If we had been, we’d have been killed too, along with our parents. It was only by a miracle that the three of us girls had been sent away to stay with another family while our parents recovered from scarlet fever. If we’d been home, we’d have burned.

Maybe that’s why the three of us were so drawn to the ocean when we came to live with Mavis.

Why we craved the soothing wet air, the salt on our skin, the way the tides ebbed and flowed against the shore, erasing what had been there moments before, as though the sea could work that way with us—our memories.

I love the water, the way it surrounds me, the way it soothes.

I’m in the water.

Coming to this abrupt realization, I snap open my eyes, edge out the fuzzy parts of the lingering dreams, nightmares.

I’m in the copper tub in my room, in front of the fireplace.

It’s filled to the brim with steaming water, thick with soap bubbles and fragrant oil—rose and something herby—something that reminds me of him, the demon.

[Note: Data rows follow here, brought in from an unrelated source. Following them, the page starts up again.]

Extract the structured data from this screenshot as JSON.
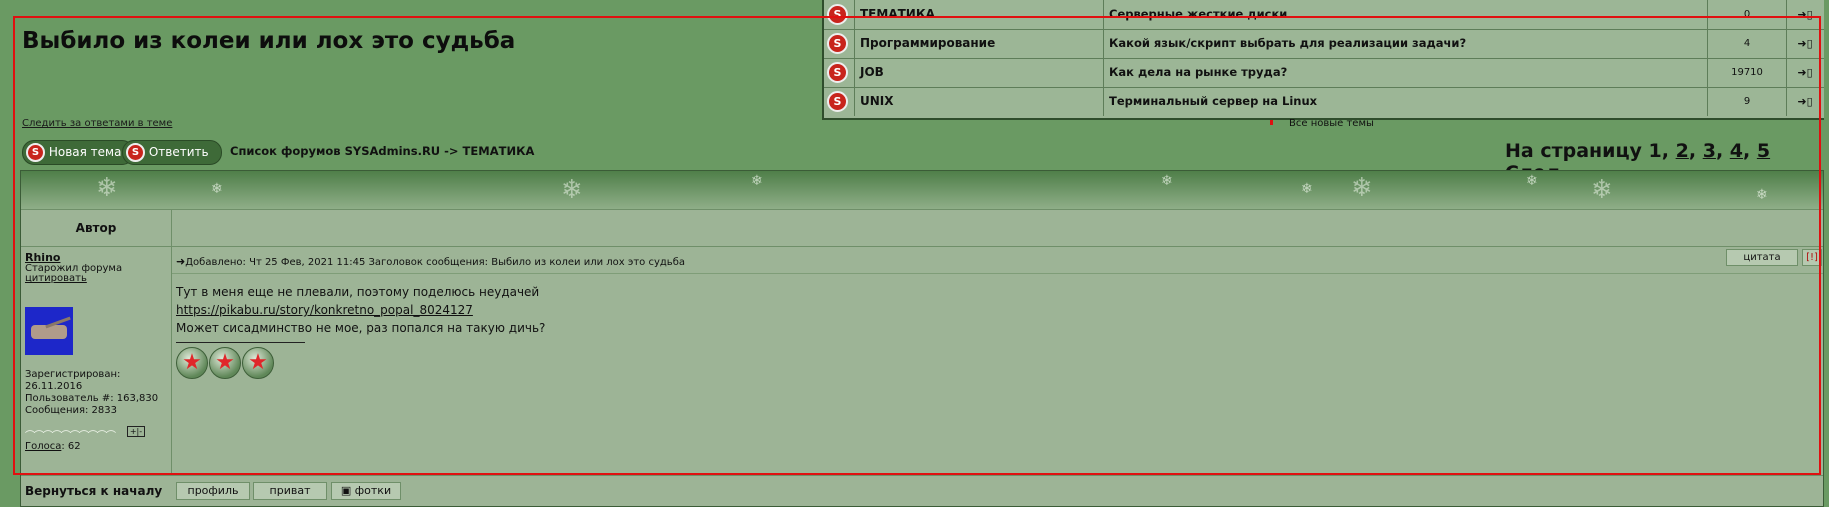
{
  "topic_title": "Выбило из колеи или лох это судьба",
  "watch_link": "Следить за ответами в теме",
  "new_topics": {
    "rows": [
      {
        "forum": "ТЕМАТИКА",
        "topic": "Серверные жесткие диски",
        "count": "0"
      },
      {
        "forum": "Программирование",
        "topic": "Какой язык/скрипт выбрать для реализации задачи?",
        "count": "4"
      },
      {
        "forum": "JOB",
        "topic": "Как дела на рынке труда?",
        "count": "19710"
      },
      {
        "forum": "UNIX",
        "topic": "Терминальный сервер на Linux",
        "count": "9"
      }
    ],
    "all_new_label": "Все новые темы"
  },
  "toolbar": {
    "new_topic_label": "Новая тема",
    "reply_label": "Ответить",
    "logo_letter": "S"
  },
  "breadcrumb": "Список форумов SYSAdmins.RU -> ТЕМАТИКА",
  "pager": {
    "prefix": "На страницу 1,",
    "pages": [
      "2",
      "3",
      "4",
      "5"
    ],
    "next_label": "След."
  },
  "post_table": {
    "author_header": "Автор",
    "author": {
      "name": "Rhino",
      "rank": "Старожил форума",
      "quote_link": "цитировать",
      "registered_label": "Зарегистрирован:",
      "registered_value": "26.11.2016",
      "user_id": "Пользователь #: 163,830",
      "messages": "Сообщения: 2833",
      "votes_label": "Голоса",
      "votes_value": ": 62"
    },
    "post": {
      "meta": "Добавлено: Чт 25 Фев, 2021 11:45     Заголовок сообщения: Выбило из колеи или лох это судьба",
      "quote_btn": "цитата",
      "report_btn": "[!]",
      "line1": "Тут в меня еще не плевали, поэтому поделюсь неудачей",
      "link": "https://pikabu.ru/story/konkretno_popal_8024127",
      "line3": "Может сисадминство не мое, раз попался на такую дичь?"
    },
    "footer": {
      "back_top": "Вернуться к началу",
      "profile_btn": "профиль",
      "private_btn": "приват",
      "photos_btn": "фотки"
    }
  },
  "colors": {
    "background": "#6a9a63",
    "table_bg": "#9db496",
    "highlight_box": "#e01010",
    "logo_red": "#c8241c"
  }
}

Rosemary.

And it’s at this moment I comprehend that he is holding on to me, keeping me from slumping too far into the water, one black-banded arm wrapped around my waist. Blessedly, my chemise is still on. All of this is clear to me in a matter of seconds, yet the shock of it has me slow to react.

I wrap my arms around my chest, pull up my knees, let out a sharp breath.

“I’m not going to harm you.” He very deliberately doesn’t look at me—not at my face, not at my body. He tries to dab my cheekbone with a wet rag.

I shove at him, fear be damned. “What are you doing?”

“You’re filthy. I’m washing you. And you wouldn’t wake—I thought this might rouse you.”

“That’s your fault,” I say severely, not biting my tongue. Though my trouble waking is probably from hitting my head, he certainly didn’t help the matter by making me dance myself to exhaustion!

Finally, he turns his head, those empty, bottomless eyes meeting mine so intently that I blink, but the flames of my rage have died down. I don’t recognize the look on his face. I stare, awaiting his answer.

“You argue with everything, usually. I was surprised you listened to me this time,” he answers mildly, his fingers gentle as he untangles my matted hair. He looks at my face, only. Keeps his eyes there.

I swat away his touch, then ask with a bitter edge, “How could I refuse? You would have killed me.”

He removes his wet arm, sets it on the edge of the tub, face tired. “So, because you think I’d kill you, you’d dance yourself to death?”